Notre commission déplore les freins mis à la compétence des juridictions françaises, car ils rendent le dispositif actuel largement inopérant. Pour débloquer la procédure, deux initiatives nous paraissent nécessaires : mettre fin au plus vite, d’une part, à la condition dite de la double incrimination – laquelle revient au fond à demander à un État méprisant les droits de l’homme de bien vouloir prévoir lui-même les instruments juridiques de sa propre condamnation – et, de l’autre, à la condition de résidence habituelle en France, qui nous paraît bien malvenue car très difficile à apprécier et à vérifier.
Au nom des membres de la commission des affaires étrangères, unanimes sur le sujet, j’avais saisi le Gouvernement de ces anomalies. J’avais reçu des réponses très encourageantes de M. Le Drian et de M. Dupond-Moretti, et je sais que le Gouvernement travaille à la question, en relation évidemment avec la Cour de cassation ; mais, du fait de la suspension de nos travaux à la veille des campagnes électorales, ces initiatives sont pour le moment restées sans suite. Je profite donc de ce débat pour inviter M. le garde des sceaux et Mme la ministre de l’Europe et des affaires étrangères à faire le point en vue de modifier notre droit et, ce faisant, de rendre notre pays digne de ses engagements. Nous n’en serions que plus crédibles face à nos partenaires et, plus encore, face à ceux dont nous combattons les exactions à l’heure où celles-ci se multiplient jusque sur le sol européen.

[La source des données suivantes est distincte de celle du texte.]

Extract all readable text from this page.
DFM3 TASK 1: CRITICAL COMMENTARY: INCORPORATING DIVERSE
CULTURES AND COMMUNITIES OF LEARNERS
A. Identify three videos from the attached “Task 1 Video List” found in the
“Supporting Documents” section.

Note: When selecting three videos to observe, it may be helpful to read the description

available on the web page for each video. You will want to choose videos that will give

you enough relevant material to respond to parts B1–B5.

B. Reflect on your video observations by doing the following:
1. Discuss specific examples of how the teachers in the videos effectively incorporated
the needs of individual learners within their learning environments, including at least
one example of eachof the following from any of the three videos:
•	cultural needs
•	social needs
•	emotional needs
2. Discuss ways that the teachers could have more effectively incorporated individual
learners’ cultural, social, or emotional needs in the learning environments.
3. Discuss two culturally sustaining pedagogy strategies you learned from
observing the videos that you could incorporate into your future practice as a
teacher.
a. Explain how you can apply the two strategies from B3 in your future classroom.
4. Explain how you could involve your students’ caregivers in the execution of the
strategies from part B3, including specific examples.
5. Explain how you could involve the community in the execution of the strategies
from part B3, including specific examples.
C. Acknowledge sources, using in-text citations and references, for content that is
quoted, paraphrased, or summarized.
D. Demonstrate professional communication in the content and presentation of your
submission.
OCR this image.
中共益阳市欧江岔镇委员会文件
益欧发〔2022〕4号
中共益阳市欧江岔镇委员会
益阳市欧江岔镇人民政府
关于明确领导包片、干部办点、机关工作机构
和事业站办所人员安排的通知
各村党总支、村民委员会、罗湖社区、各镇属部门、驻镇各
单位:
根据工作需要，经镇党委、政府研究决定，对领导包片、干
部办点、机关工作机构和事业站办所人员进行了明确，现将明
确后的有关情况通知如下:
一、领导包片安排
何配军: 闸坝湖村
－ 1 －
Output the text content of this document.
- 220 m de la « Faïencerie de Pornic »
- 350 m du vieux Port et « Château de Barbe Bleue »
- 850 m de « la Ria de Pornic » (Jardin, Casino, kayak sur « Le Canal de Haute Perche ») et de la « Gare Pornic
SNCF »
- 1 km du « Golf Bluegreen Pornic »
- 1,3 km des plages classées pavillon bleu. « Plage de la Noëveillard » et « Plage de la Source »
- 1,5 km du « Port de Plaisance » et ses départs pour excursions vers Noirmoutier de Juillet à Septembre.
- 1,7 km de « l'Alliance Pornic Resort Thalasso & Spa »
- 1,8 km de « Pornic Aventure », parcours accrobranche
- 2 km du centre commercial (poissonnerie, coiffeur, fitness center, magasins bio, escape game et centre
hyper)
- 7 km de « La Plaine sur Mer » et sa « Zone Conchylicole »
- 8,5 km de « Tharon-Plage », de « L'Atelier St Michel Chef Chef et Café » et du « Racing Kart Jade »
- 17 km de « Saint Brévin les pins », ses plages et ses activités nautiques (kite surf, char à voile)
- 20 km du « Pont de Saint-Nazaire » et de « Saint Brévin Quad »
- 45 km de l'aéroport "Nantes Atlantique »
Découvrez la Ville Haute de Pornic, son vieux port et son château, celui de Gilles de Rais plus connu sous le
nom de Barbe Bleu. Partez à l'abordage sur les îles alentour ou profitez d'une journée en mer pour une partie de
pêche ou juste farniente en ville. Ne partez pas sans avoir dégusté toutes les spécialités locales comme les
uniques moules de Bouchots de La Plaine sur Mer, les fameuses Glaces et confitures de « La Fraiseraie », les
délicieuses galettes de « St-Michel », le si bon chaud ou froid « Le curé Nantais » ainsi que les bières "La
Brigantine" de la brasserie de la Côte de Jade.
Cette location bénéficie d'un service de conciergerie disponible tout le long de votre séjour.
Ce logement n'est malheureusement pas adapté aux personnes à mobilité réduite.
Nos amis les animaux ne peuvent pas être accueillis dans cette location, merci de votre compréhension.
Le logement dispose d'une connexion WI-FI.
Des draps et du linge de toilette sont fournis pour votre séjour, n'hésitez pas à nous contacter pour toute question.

Le législateur a déjà opéré des modifications, notamment pour supprimer le critère de la double incrimination en matière de génocide. Il est temps de revoir à nouveau notre code de procédure pénale. Le sujet peut et doit faire l’objet d’une réflexion et d’une mobilisation transpartisanes ! (Applaudissements sur les bancs des groupes Dem, RE et SOC.)
Discussion générale
Mme la présidente
Dans la discussion générale, la parole est à M. Kévin Pfeffer.
M. Kévin Pfeffer
Permettez-moi tout d’abord de contextualiser en rappelant que la Cour pénale internationale exerce sa compétence pour les crimes ayant une portée internationale, à savoir les crimes de génocide, les crimes contre l’humanité, les crimes de guerre et d’agression. L’accord entre notre pays et la Cour qu’il nous est demandé d’approuver vise à mettre en place un cadre général fixant les modalités d’exécution en France de condamnations prononcées par la Cour et le transfèrement sur notre territoire de détenus condamnés. Rappelons les limites évidentes des compétences de la CPI : elle a certes une vocation universelle, mais elle n’est pas reconnue par tous les pays, notamment les États-Unis, la Chine et la Russie. Nous, au Rassemblement national, le regrettons car elle peut être un outil efficace.
J’en viens à certains articles de cet accord qui sont en opposition avec notre vision de la coopération internationale, à commencer par l’article 8. Il prévoit de restreindre l’action de la justice française si la CPI a déjà condamné le criminel, donc de reconnaître la suprématie des jugements de la Cour sur ceux des juridictions françaises, une mesure en pleine contradiction avec notre volonté de garantir la souveraineté de la France dans tous les domaines.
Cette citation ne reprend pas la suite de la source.